DABiG: Breath pattern classification using the hybrid deep learning with optimal feature selection

A person's breathing pattern can be a reflection of their emotional and physical well-being because it shows the frequency, intensity, and rhythm of their breathing. This research article presents a comprehensive approach to breathe pattern classification utilizing gyroscope and accelerometer readings obtained from individuals using two distinct sensors. The study encompasses the acquisition of six diverse breathing patterns, with a focus on data pre-processing through Min-Max normalization. To select essential features from the normalized data, an innovative optimization algorithm, Adaptive Chimp Optimization (AdCO), is introduced.

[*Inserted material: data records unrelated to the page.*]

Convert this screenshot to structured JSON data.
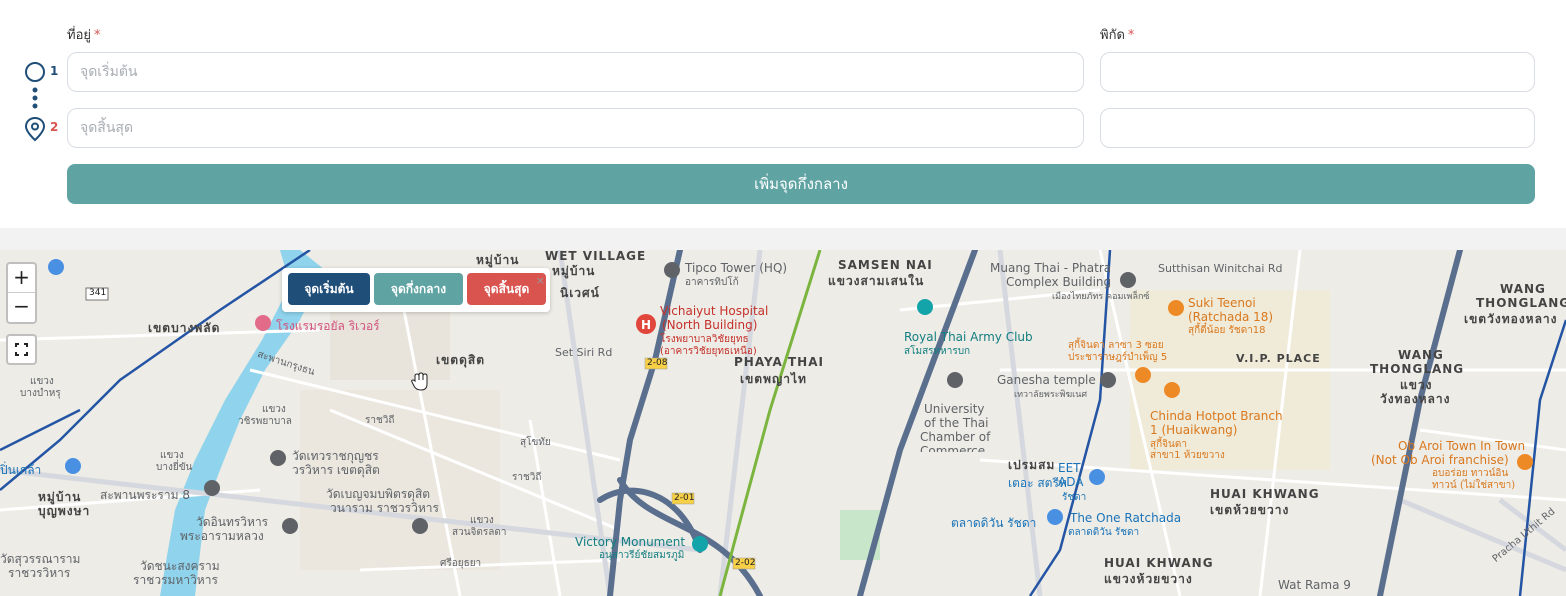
{
  "form": {
    "address_label": "ที่อยู่",
    "coord_label": "พิกัด",
    "required_mark": "*",
    "steps": [
      {
        "number": "1",
        "placeholder": "จุดเริ่มต้น",
        "coord_value": ""
      },
      {
        "number": "2",
        "placeholder": "จุดสิ้นสุด",
        "coord_value": ""
      }
    ],
    "add_waypoint_label": "เพิ่มจุดกึ่งกลาง"
  },
  "map": {
    "zoom_in": "+",
    "zoom_out": "−",
    "legend": {
      "start": "จุดเริ่มต้น",
      "middle": "จุดกึ่งกลาง",
      "end": "จุดสิ้นสุด",
      "close": "×"
    },
    "labels": {
      "l1": "หมู่บ้าน",
      "l2": "WET VILLAGE",
      "l3": "หมู่บ้าน",
      "l4": "นิเวศน์",
      "l5": "Tipco Tower (HQ)",
      "l6": "อาคารทิปโก้",
      "l7": "SAMSEN NAI",
      "l8": "แขวงสามเสนใน",
      "l9": "Muang Thai - Phatra",
      "l10": "Complex Building",
      "l11": "เมืองไทยภัทร คอมเพล็กซ์",
      "l12": "Sutthisan Winitchai Rd",
      "l13": "WANG",
      "l14": "THONGLANG",
      "l15": "เขตวังทองหลาง",
      "l16": "เขตบางพลัด",
      "l17": "โรงแรมรอยัล ริเวอร์",
      "l18": "Vichaiyut Hospital",
      "l19": "(North Building)",
      "l20": "โรงพยาบาลวิชัยยุทธ",
      "l21": "(อาคารวิชัยยุทธเหนือ)",
      "l22": "Suki Teenoi",
      "l23": "(Ratchada 18)",
      "l24": "สุกี้ตี๋น้อย รัชดา18",
      "l25": "Royal Thai Army Club",
      "l26": "สโมสรทหารบก",
      "l27": "สุกี้จินดา ลาซา 3 ซอย",
      "l28": "ประชาราษฎร์บำเพ็ญ 5",
      "l29": "V.I.P. PLACE",
      "l30": "เขตดุสิต",
      "l31": "Set Siri Rd",
      "l32": "PHAYA THAI",
      "l33": "เขตพญาไท",
      "l34": "Ganesha temple",
      "l35": "เทวาลัยพระพิฆเนศ",
      "l36": "WANG",
      "l37": "THONGLANG",
      "l38": "แขวง",
      "l39": "วังทองหลาง",
      "l40": "University",
      "l41": "of the Thai",
      "l42": "Chamber of",
      "l43": "Commerce",
      "l44": "Chinda Hotpot Branch",
      "l45": "1 (Huaikwang)",
      "l46": "สุกี้จินดา",
      "l47": "สาขา1 ห้วยขวาง",
      "l48": "Ob Aroi Town In Town",
      "l49": "(Not Ob Aroi franchise)",
      "l50": "อบอร่อย ทาวน์อิน",
      "l51": "ทาวน์ (ไม่ใช่สาขา)",
      "l52": "วัดเทวราชกุญชร",
      "l53": "วรวิหาร เขตดุสิต",
      "l54": "แขวง",
      "l55": "วชิรพยาบาล",
      "l56": "แขวง",
      "l57": "บางยี่ขัน",
      "l58": "วัดเบญจมบพิตรดุสิต",
      "l59": "วนาราม ราชวรวิหาร",
      "l60": "HUAI KHWANG",
      "l61": "เขตห้วยขวาง",
      "l62": "The One Ratchada",
      "l63": "ตลาดดิวัน รัชดา",
      "l64": "ตลาดดิวัน รัชดา",
      "l65": "หมู่บ้าน",
      "l66": "บุญพงษา",
      "l67": "สะพานพระราม 8",
      "l68": "วัดอินทรวิหาร",
      "l69": "พระอารามหลวง",
      "l70": "แขวง",
      "l71": "สวนจิตรลดา",
      "l72": "Victory Monument",
      "l73": "อนุสาวรีย์ชัยสมรภูมิ",
      "l74": "HUAI KHWANG",
      "l75": "แขวงห้วยขวาง",
      "l76": "Wat Rama 9",
      "l77": "Pracha Uthit Rd",
      "l78": "ปิ่นเกล้า",
      "l79": "วัดสุวรรณาราม",
      "l80": "ราชวรวิหาร",
      "l81": "วัดชนะสงคราม",
      "l82": "ราชวรมหาวิหาร",
      "l83": "แขวง",
      "l84": "บางบำหรุ",
      "l85": "2-08",
      "l86": "2-01",
      "l87": "2-02",
      "l88": "341",
      "l89": "เปรมสม",
      "l90": "EET",
      "l91": "ADA",
      "l92": "เตอะ สตรีท",
      "l93": "รัชดา",
      "l94": "สะพานกรุงธน",
      "l95": "ราชวิถี",
      "l96": "สุโขทัย",
      "l97": "ราชวิถี",
      "l98": "ศรีอยุธยา"
    }
  },
  "colors": {
    "start": "#1f4e79",
    "middle": "#5fa3a3",
    "end": "#d9534f",
    "add_button": "#5fa3a3",
    "river": "#8fd3ec",
    "rail": "#2455a4"
  }
}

AdCO integrates an adaptive weighting strategy into the conventional Chimp optimization algorithm, enhancing convergence rates and enabling global optimal feature selection. Furthermore, the article introduces the application of the selected features in breath pattern classification using a hybrid deep learning mechanism, DABiG. DABiG leverages the Bidirectional Gated Recurrent Unit (BiGRU), a neural network architecture capable of processing sequential data bi-directionally. Spatial and temporal attention mechanisms are incorporated into DABiG to enhance its ability to focus on relevant spatial regions and time steps within the breath pattern data. Spatial attention assigns weights to spatial regions, while temporal attention assigns weights to time steps, improving feature extraction and classification accuracy.